Lo que se vendió como la «liberación» de la red social frente a la influencia china ha mutado, en apenas siete días, en un entramado de fallos técnicos y un pulso político que pone en duda la neutralidad del nuevo algoritmo «made in USA».
NUEVA YORK / MADRID. — La bandera de barras y estrellas ya ondea sobre los servidores de TikTok, pero el estreno de su nueva era no ha sido el festival de libertad que Washington prometió. La primera semana de la aplicación bajo control de capital estadounidense ha sido, por definición, un desastre sistémico. Lo que empezó con la consumación de una venta forzada por ley ha terminado con una plataforma paralizada por el clima, bajo investigación oficial y con sus usuarios huyendo hacia alternativas que prometen menos vigilancia.
El cambio de manos, ratificado tras años de hostilidades políticas iniciadas por la administración de Donald Trump y culminadas bajo el mandato de Joe Biden, ha revelado las costuras de una infraestructura que parece haber perdido su agilidad original en el proceso de «americanización».

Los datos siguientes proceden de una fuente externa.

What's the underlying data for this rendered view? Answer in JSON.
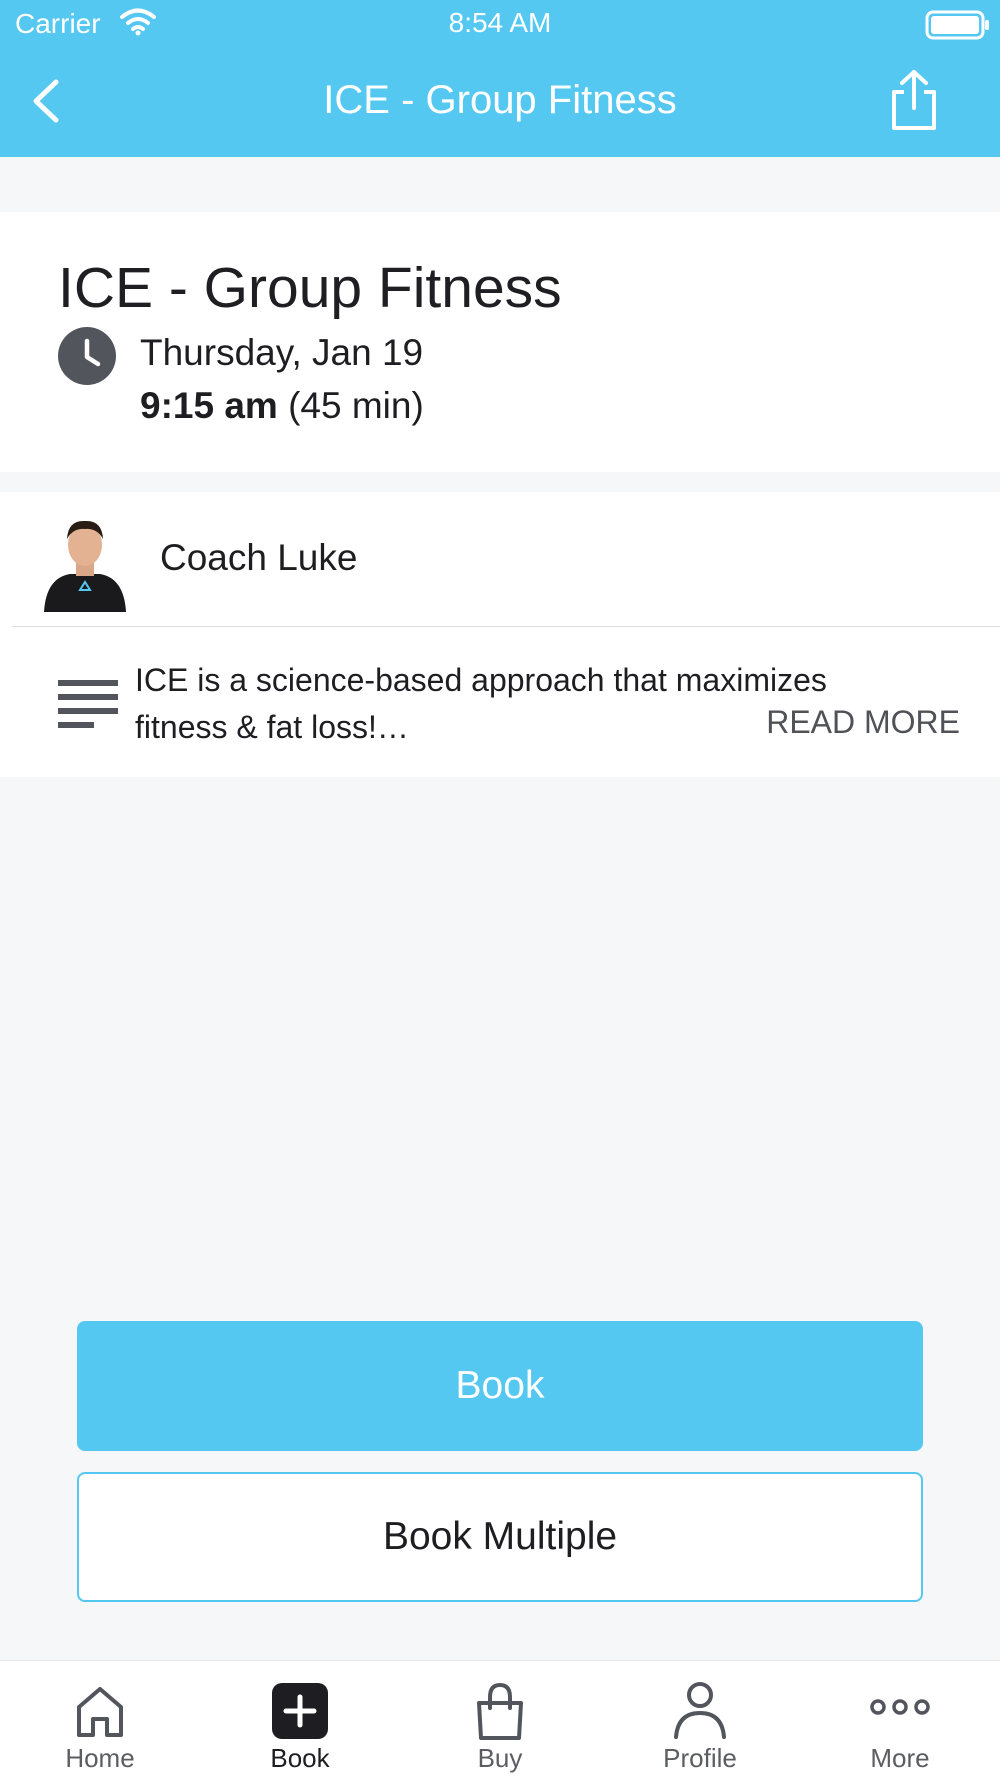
{
  "status_bar": {
    "carrier": "Carrier",
    "time": "8:54 AM"
  },
  "header": {
    "title": "ICE - Group Fitness"
  },
  "class": {
    "title": "ICE - Group Fitness",
    "date": "Thursday, Jan 19",
    "time": "9:15 am",
    "duration": "(45 min)"
  },
  "coach": {
    "name": "Coach Luke"
  },
  "description": {
    "text": "ICE is a science-based approach that maximizes fitness & fat loss!…",
    "read_more": "READ MORE"
  },
  "actions": {
    "book": "Book",
    "book_multiple": "Book Multiple"
  },
  "tabs": [
    {
      "label": "Home",
      "icon": "home-icon"
    },
    {
      "label": "Book",
      "icon": "plus-square-icon"
    },
    {
      "label": "Buy",
      "icon": "shopping-bag-icon"
    },
    {
      "label": "Profile",
      "icon": "person-icon"
    },
    {
      "label": "More",
      "icon": "more-dots-icon"
    }
  ],
  "colors": {
    "accent": "#55c8f1",
    "background": "#f6f7f9",
    "icon_dark": "#53555d"
  }
}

El apagón de Oracle: cuando la nube choca con el hielo
La narrativa oficial de la nueva TikTok atribuyó los fallos de conectividad del pasado fin de semana a la tormenta invernal Fern. Según un comunicado tardío de Oracle —el gigante tecnológico que ahora custodia los datos de la aplicación—, el frío extremo provocó cortes de energía en sus centros de datos, dejando a millones de usuarios en un limbo digital.
Muchos creadores de contenido vieron cómo sus videos quedaban atrapados en un proceso de carga infinito, mientras que otros denunciaban el «algoritmo fantasma»: videos publicados que, a pesar de tener audiencias millonarias, recibían cero visualizaciones. Esta vulnerabilidad física de un gigante digital ha reabierto el debate sobre la fragilidad de las infraestructuras en la nube frente al cambio climático.
La sospecha de la «censura algorítmica»
Sin embargo, el problema técnico ha servido de telón de fondo para una crisis mucho más profunda: la moral. La muerte de Alex Pretti, un ciudadano estadounidense tiroteado por agentes de inmigración en Minneapolis, encendió las protestas en las calles y en las redes. Pero en TikTok, el grito fue silenciado.
Personalidades como la cantante Billie Eilish o el senador Scott Weiner denunciaron que sus contenidos críticos con las autoridades federales estaban siendo ocultados deliberadamente. El fantasma de la censura, que antes se atribuía a Pekín, ahora se proyecta sobre Washington. El gobernador de California, Gavin Newsom, ya ha anunciado una investigación para determinar si la plataforma está interfiriendo en el discurso público para favorecer agendas políticas específicas.
El éxodo: El ascenso de ‘Upscrolled’ y el refugio en las VPN
La desconfianza es un virus que se propaga rápido en internet. Mientras TikTok caía al puesto número 16 en la App Store de Apple, una nueva aplicación llamada Upscrolled escalaba hasta la cima prometiendo un entorno libre de «filtros gubernamentales». En solo unos días, ha captado a más de un millón de usuarios que buscan el espíritu que TikTok parece haber perdido.
Paralelamente, las descargas de redes privadas virtuales (VPN) se han disparado. El usuario medio ha comprendido que la transferencia de propiedad no ha eliminado el riesgo de vigilancia, sino que simplemente ha cambiado el código postal de quien observa.
¿El principio del fin?
Es poco probable que un gigante con mil millones de usuarios desaparezca por una semana negra. Sin embargo, el daño reputacional es profundo. TikTok ya no es la plataforma rebelde que desafiaba al sistema; ahora es el sistema. Para los usuarios en países como Venezuela, donde la censura y los bloqueos son moneda corriente, este giro estadounidense es una lección de realismo digital: en la geopolítica de los datos, el dueño del servidor siempre tiene la última palabra.